Il a ajouté : « Dans ces circonstances, le CICR juge la situation actuelle réellement catastrophique. » Ces derniers jours, les combats ont tué ou blessé des centaines de civils qui n’ont qu’un accès minimal aux soins médicaux. « Nous pensons que le nombre de blessés qui ont besoin d'être soignés ou évacués immédiatement est largement supérieur à 1 000 », a-t-il encore souligné.

  Rappeler aux deux parties leurs obligations au regard du droit international humanitaire  

« Notre grande crainte, c'est que l'offensive finale des forces gouvernementales contre les combattants des LTTE se solde par une nouvelle augmentation dramatique du nombre de civils tués et blessés ».

Au cours de ces derniers mois, le CICR n'a cessé de rappeler aux deux parties l'obligation qui leur incombe de respecter le droit international humanitaire en toutes circonstances. Il a fait part de ses observations et conclusions spécifiques à la fois au gouvernement de Sri Lanka et aux LTTE.

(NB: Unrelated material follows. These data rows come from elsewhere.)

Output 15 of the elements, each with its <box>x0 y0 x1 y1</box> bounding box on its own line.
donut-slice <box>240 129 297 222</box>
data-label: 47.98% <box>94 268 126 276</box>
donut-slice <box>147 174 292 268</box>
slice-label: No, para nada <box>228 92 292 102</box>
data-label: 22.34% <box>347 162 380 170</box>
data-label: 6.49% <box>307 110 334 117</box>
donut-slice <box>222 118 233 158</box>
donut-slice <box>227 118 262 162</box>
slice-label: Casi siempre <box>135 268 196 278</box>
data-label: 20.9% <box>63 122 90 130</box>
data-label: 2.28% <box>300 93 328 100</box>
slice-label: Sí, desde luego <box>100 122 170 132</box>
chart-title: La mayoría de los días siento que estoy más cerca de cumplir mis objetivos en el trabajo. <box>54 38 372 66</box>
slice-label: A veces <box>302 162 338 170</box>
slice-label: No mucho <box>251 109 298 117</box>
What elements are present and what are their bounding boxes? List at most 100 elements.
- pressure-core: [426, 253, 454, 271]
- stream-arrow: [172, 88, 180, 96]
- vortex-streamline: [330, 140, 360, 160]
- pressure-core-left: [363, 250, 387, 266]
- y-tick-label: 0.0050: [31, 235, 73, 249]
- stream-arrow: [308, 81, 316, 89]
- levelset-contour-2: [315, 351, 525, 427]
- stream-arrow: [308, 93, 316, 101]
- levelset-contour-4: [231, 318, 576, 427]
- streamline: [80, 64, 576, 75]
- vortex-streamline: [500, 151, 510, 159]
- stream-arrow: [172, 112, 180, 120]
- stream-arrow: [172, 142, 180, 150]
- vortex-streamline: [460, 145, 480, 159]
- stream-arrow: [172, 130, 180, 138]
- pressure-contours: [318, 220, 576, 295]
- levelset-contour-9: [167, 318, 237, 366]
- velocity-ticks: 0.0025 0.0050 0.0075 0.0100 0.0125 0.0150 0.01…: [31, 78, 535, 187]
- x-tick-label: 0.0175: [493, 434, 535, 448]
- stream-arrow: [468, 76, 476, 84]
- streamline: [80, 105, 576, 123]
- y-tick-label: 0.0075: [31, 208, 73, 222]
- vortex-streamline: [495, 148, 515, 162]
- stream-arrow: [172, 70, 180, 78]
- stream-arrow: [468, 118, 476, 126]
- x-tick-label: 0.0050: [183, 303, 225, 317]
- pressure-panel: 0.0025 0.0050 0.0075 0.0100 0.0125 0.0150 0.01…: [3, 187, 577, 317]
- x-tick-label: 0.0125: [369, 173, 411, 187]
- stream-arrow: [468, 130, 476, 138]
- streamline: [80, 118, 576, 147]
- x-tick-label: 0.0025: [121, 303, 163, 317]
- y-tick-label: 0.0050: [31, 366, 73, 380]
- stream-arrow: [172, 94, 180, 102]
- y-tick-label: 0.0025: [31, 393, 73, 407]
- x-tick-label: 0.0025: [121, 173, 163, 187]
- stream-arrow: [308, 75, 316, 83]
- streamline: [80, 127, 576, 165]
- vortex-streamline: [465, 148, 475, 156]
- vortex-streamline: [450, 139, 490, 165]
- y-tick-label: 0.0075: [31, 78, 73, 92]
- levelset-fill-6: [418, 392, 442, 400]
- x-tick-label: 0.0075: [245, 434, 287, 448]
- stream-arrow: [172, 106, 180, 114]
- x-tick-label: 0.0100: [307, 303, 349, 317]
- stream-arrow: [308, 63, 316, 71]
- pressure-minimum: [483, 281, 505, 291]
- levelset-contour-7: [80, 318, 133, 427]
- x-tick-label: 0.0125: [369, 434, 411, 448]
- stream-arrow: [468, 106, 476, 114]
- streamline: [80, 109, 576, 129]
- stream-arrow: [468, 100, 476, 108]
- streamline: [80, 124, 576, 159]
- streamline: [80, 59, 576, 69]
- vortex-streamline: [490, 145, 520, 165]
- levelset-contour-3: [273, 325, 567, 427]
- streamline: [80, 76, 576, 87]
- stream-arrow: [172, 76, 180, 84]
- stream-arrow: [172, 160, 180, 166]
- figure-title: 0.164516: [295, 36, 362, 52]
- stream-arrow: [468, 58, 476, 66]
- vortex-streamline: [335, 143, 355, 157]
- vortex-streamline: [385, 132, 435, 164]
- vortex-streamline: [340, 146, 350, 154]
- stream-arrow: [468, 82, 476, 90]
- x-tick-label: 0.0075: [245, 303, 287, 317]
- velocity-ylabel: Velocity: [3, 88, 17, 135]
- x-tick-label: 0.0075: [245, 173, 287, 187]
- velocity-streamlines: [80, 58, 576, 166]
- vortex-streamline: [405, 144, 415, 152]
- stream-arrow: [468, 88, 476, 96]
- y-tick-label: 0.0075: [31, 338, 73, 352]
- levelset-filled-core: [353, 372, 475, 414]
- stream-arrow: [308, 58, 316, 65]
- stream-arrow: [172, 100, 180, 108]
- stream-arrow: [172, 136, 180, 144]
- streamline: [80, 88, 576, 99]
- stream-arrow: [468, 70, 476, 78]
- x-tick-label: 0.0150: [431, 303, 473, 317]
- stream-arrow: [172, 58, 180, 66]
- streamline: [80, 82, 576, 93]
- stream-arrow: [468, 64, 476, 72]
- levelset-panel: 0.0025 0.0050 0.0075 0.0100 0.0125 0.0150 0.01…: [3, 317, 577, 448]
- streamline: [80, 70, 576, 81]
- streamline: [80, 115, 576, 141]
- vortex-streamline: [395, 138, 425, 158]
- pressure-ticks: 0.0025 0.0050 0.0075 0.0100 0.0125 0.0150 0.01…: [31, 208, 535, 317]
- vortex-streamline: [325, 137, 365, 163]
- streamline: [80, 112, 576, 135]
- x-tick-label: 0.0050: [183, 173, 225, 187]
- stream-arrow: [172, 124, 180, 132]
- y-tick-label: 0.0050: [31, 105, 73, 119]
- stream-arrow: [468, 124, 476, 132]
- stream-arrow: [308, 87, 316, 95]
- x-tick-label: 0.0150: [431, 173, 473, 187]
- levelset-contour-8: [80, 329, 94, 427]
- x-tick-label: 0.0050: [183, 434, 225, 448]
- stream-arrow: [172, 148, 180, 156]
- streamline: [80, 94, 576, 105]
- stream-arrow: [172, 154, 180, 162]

« Dans le contexte actuel, qui est exceptionnel parce que les combats ont lieu dans une zone densément peuplée, des mesures de précaution tout aussi extrêmes et exceptionnelles doivent être prises pour éviter, ou en tout cas réduire au minimum, les pertes civiles », a répété M. Krähenbühl.

« Les LTTE doivent maintenir leurs combattants et autres ressources militaires loin des lieux où sont concentrés des civils, et ils doivent permettre immédiatement aux personnes qui le souhaitent de quitter cette zone en toute sécurité », a-t-il ajouté.

Quant aux forces gouvernementales, « il leur incombe de faire en sorte que les méthodes et moyens de guerre utilisés permettent en tout temps de faire la distinction entre les civils et les biens de caractère civil, d'une part, et les objectifs militaires, d'autre part ». M. Krähenbühl a ajouté qu’il était particulièrement préoccupé par l’impact qu’a sur les civils l’utilisation d'armes telles que l'artillerie.

  Un grand besoin d'assistance immédiate aux populations prises au piège  

Il a expliqué que la population bloquée et prise au piège avait grand besoin d’une assistance immédiate sous forme de vivres, d’eau, de mesures d'hygiène et de soins médicaux, regrettant vivement que « jusqu’à présent, elle n’ait pas reçu les soins et l’attention nécessaires ».

Au cours de ces derniers mois, le CICR a également rappelé aux parties l’interdiction d’attaquer des personnes hors de combat (donc ne participant plus aux hostilités) et l'obligation de traiter les combattants capturés avec humanité.

Tout en répétant que la priorité immédiate du CICR était le sort et la sécurité des personnes prises au piège des combats, M. Krähenbühl a souligné qu'il ne fallait toutefois pas oublier les personnes qui ont réu ssi à trouver refuge dans les zones sous contrôle gouvernemental. Il a expliqué qu'il était essentiel que le CICR ait accès aux camps de transit, ainsi qu’aux hôpitaux et aux structures médicales où sont accueillies des personnes déplacées, afin de pouvoir fournir une aide directe et indépendante à tous ceux qui en ont besoin.

M. Krähenbühl a conclu en soulignant que le CICR avait poursuivi son travail dans le Vanni tout au long de cette période dans des conditions très précaires et dangereuses. « Deux de nos collaborateurs locaux ont trouvé la mort en raison de ce violent conflit. Actuellement, 80 autres sont sur place et poursuivent partiellement leurs activités. Nous sommes très préoccupés par leur sécurité et celle de leurs familles ».